I lavori delle fabbriche in Arizona sono in ritardo rispetto al programma iniziale. Inoltre, il budget previsto è stato superato. Inoltre, la produzione di chip a 4nm, inizialmente attesa per il 2024, è stata posticipata. La situazione potrebbe portare ad aumenti. Quest’ultimi potrebbero scoraggiare i partner dall’usare chip americani rispetto a quelli taiwanesi.
Un aspetto cruciale è la legislazione taiwanese. Quest’ultima tutela il ruolo centrale di Taiwan nell’industria globale dei semiconduttori. La normativa prevede che i nodi produttivi più avanzati, come i 2 nm, siano inizialmente utilizzati solo nelle fabbriche situate a Taiwan. Solo quando un nodo più avanzato entra in produzione, la tecnologia meno recente può essere trasferita all’estero. Di conseguenza, le fabbriche americane rimarranno sempre in ritardo di due o tre anni. Tale ritardo tecnico potrebbe limitare l’efficacia del CHIPS Act nel garantire la supremazia tecnologica americana.

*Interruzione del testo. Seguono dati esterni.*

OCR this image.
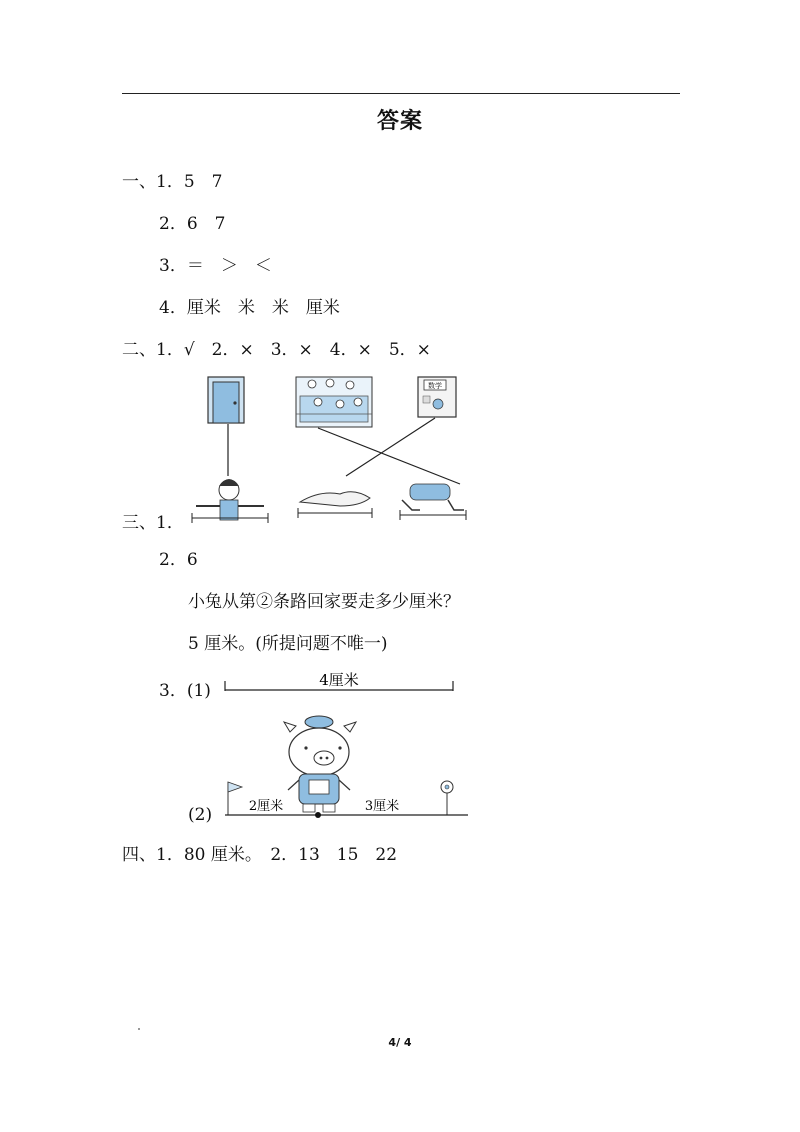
答案
一、1．5　7
2．6　7
3．＝　＞　＜
4．厘米　米　米　厘米
二、1．√　2．×　3．×　4．×　5．×
三、1．
2．6
小兔从第②条路回家要走多少厘米？
5 厘米。(所提问题不唯一)
3．(1)
(2)
四、1．80 厘米。　2．13　15　22
数学
4厘米
2厘米	3厘米
4/ 4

Le tensioni non mancano nemmeno sul fronte occupazionale. TSMC ha trasferito negli Stati Uniti almeno 500 dipendenti taiwanesi. Scelta che ha alimentato controversie sulla reale capacità del progetto di favorire la manodopera locale. In tale contesto, il futuro dei semiconduttori americani dipenderà dalla capacità di TSMC e del governo USA di superare suddetti ostacoli e mantenere una posizione competitiva. Tutto ciò in un mercato altamente strategico e sempre più conteso.